Aspire Art Auctions continues online success

03 Nov 2017

Aspire Art Auctions just closed its second Timed Online sale, and continued the successful trend set by its inaugural online sale in September. in a growing market which represents 8.4% of the overall art market globally and is the fastest growing sector of the market, Aspire again presented a wide range of accessible and affordable fine art, across a wide range of media and genres.

Invaluable.com, Aspire’s online partner, reported that the Timed Online auction attracted registered bidders from all around the world, and actual bids from more than five different countries.

Contemporary works dominated sales, as the online platform attracts new buyers on the lookout to build up their collections with interesting and edgier art. Mary Sibande’s Reproduction, an early sculptural work, was snapped up as one of the top ten lots by value, appropriately for the rare opportunity to own an accessible work by this prominent contemporary artist. Sibande was recently presented with the African Art Award at the Smithsonian’s National Museum of African Art in Washington.  The museum’s second annual African Art Awards is being framed with the theme of “Honor, Inspire and Include”. Sibande is one of three recipients, alongside Egyptian artist Ghada Amer and patron of the arts Alice Walton.

Elsewhere on the sale, eminently collectable contemporary work attracted buyers’ attention. Among them were revered urban artist Sam Nhlengethwa, whose typically bold portraits of jazz musicians Miriam Makeba and Abdullah Ibrahim sold immediately, as did perennial favourite Collen Maswanganyi’s delightfully humourous sculptures. Other successful contemporary work included an eerily compelling portrait by Chinese surrealist painter Zhang Xiaogang, which sold as one of the top ten lots by value, where it was joined by a typically incendiary conceptual work by Kendell Geers, june seventy six. Another important addition to the local contemporary roll call was Sowetan documentary and fine art photographer Andrew Tshabangu, whose work Rear View Mirror sold well above its high estimate of R12 000, going for R16 000.

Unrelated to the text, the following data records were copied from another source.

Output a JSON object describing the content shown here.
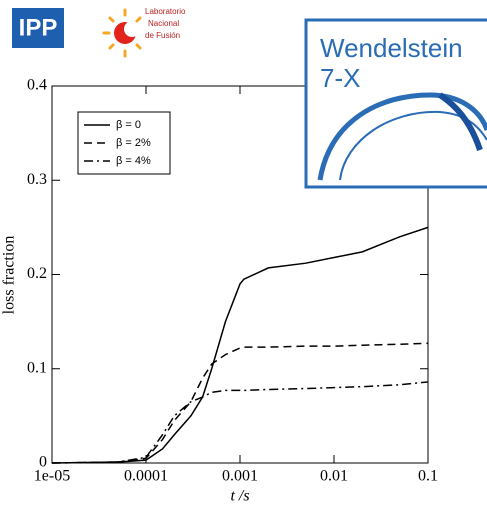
{
  "logos": {
    "ipp": "IPP",
    "lab": [
      "Laboratorio",
      "Nacional",
      "de Fusión"
    ],
    "w7x": [
      "Wendelstein",
      "7-X"
    ]
  },
  "chart_data": {
    "type": "line",
    "xlabel": "t /s",
    "ylabel": "loss fraction",
    "xscale": "log",
    "xlim": [
      1e-05,
      0.1
    ],
    "ylim": [
      0,
      0.4
    ],
    "xticks": [
      {
        "value": 1e-05,
        "label": "1e-05"
      },
      0.0001,
      0.001,
      0.01,
      0.1
    ],
    "yticks": [
      0,
      0.1,
      0.2,
      0.3,
      0.4
    ],
    "legend": "upper left",
    "x": [
      1e-05,
      5e-05,
      0.0001,
      0.00015,
      0.0002,
      0.0003,
      0.0004,
      0.0005,
      0.0007,
      0.001,
      0.0011,
      0.002,
      0.005,
      0.01,
      0.02,
      0.05,
      0.1
    ],
    "series": [
      {
        "name": "β = 0",
        "color": "#000000",
        "dash": "solid",
        "values": [
          0,
          0.001,
          0.003,
          0.015,
          0.03,
          0.05,
          0.07,
          0.1,
          0.15,
          0.19,
          0.195,
          0.207,
          0.212,
          0.218,
          0.224,
          0.24,
          0.25
        ]
      },
      {
        "name": "β = 2%",
        "color": "#000000",
        "dash": "dashed",
        "values": [
          0,
          0.001,
          0.005,
          0.025,
          0.045,
          0.065,
          0.09,
          0.105,
          0.115,
          0.122,
          0.123,
          0.123,
          0.124,
          0.124,
          0.125,
          0.126,
          0.127
        ]
      },
      {
        "name": "β = 4%",
        "color": "#000000",
        "dash": "dashdot",
        "values": [
          0,
          0.001,
          0.006,
          0.03,
          0.05,
          0.065,
          0.07,
          0.075,
          0.077,
          0.077,
          0.077,
          0.078,
          0.079,
          0.08,
          0.081,
          0.083,
          0.086
        ]
      }
    ]
  }
}
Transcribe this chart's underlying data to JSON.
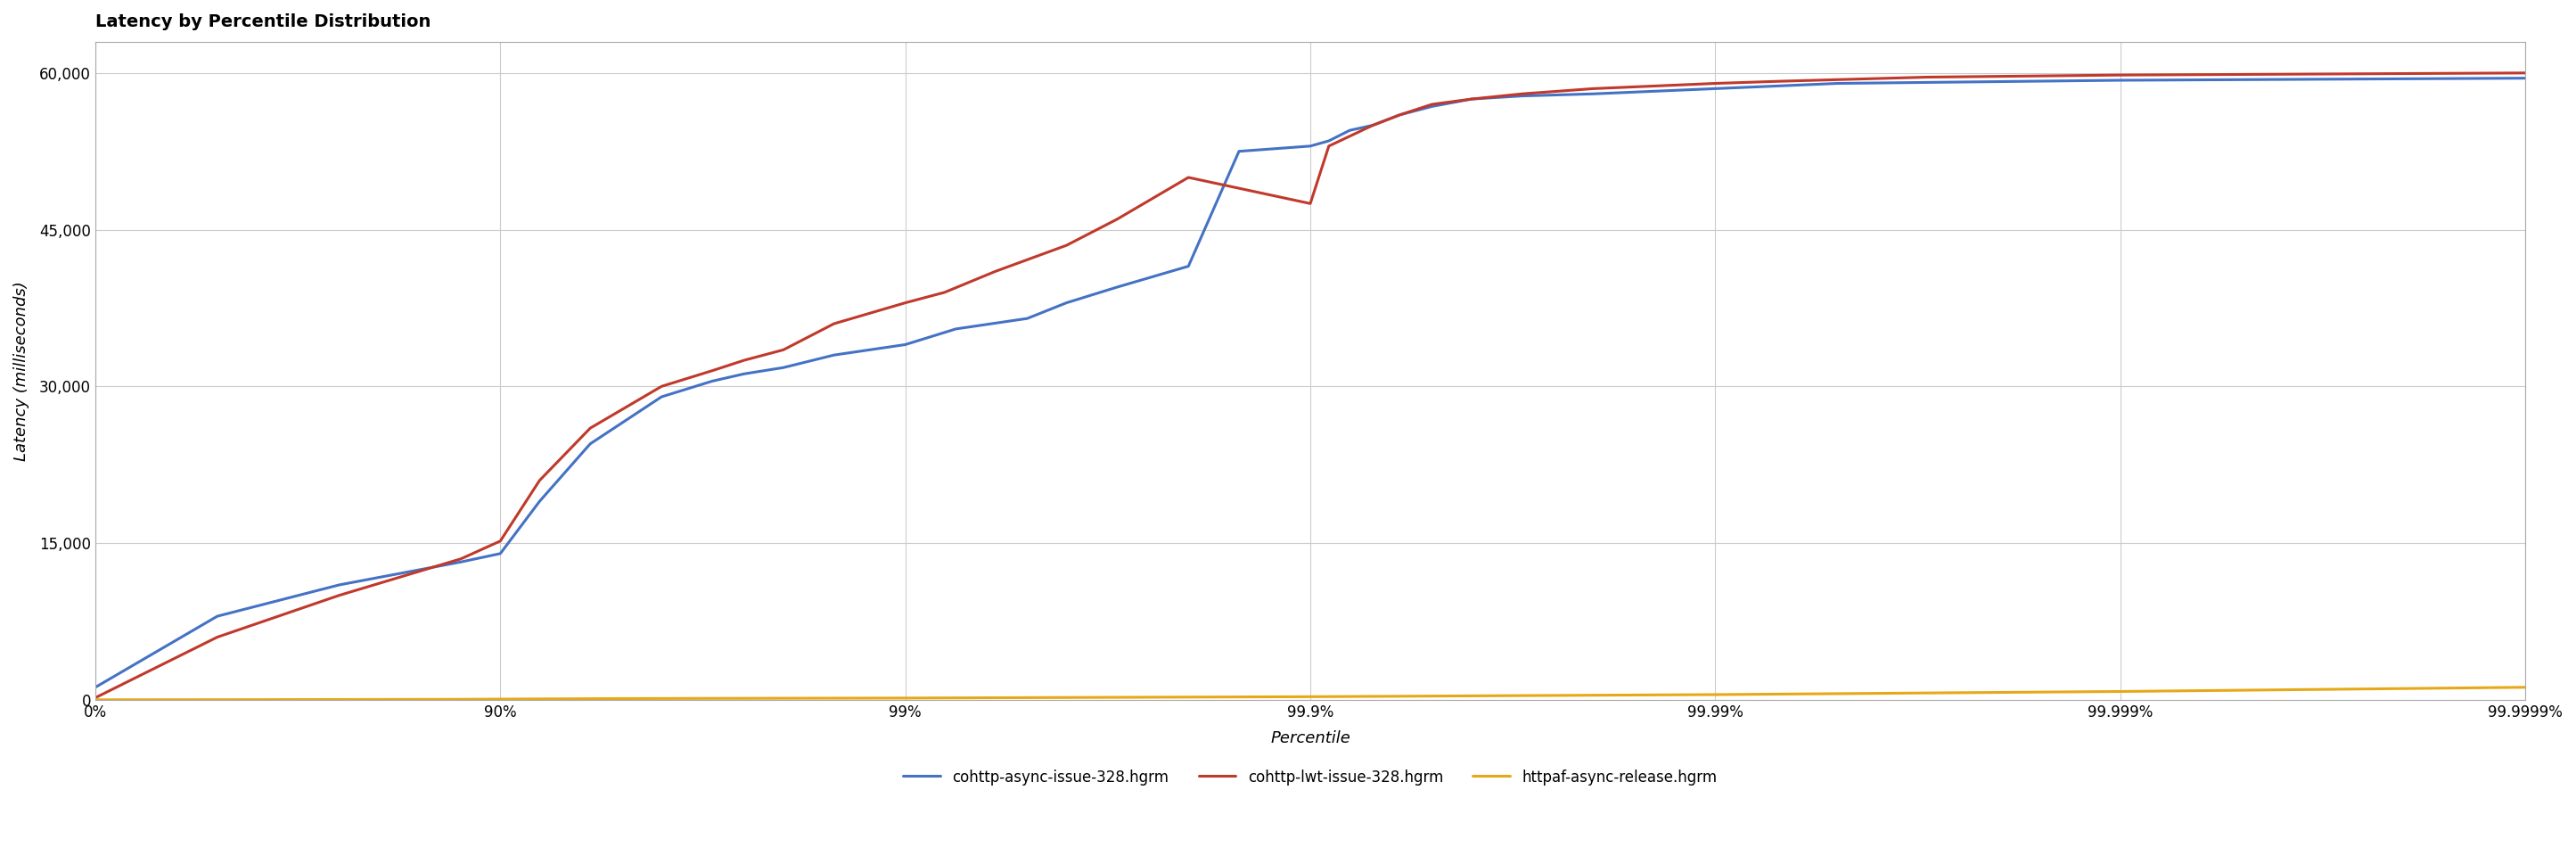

Away from the brisk sales of the range of contemporary work on offer, the well-known self-taught impressionistic painter Adriaan Boshoff – whose work is something of a favourite at auction – again sold well. Two works of Boshoff’s were among the top lots sold, with Lovers beneath a tree and Woman in a doorway both fetching a respectable hammer price of R25 000. Landscapes overall performed particularly well, with two Errol Boyley examples selling for R20 000 each on the hammer.

The sale demonstrated the huge variety of work on offer, somewhat typical of the profile of lots on online auction.  A curiousity by revered modern artist Maggie Laubser – Dutch landscape with boats  -preparatory sketch – fetched more than three times its high estimate.

These works in more traditional artistic media sold alongside a wide range of other media and craft objects, such as beaded Ndebele aprons. A number of art books sold exceptionally well, in particular a copy of the rare critical catalogue ‘The Neglected Tradition: Towards a new history of South African art’, which sold for R2 000.

These results confirm Aspire’s ongoing contribution to the development of the online market, now fast becoming a fixture in local art auction calendars in line with growth and development elsewhere in the world.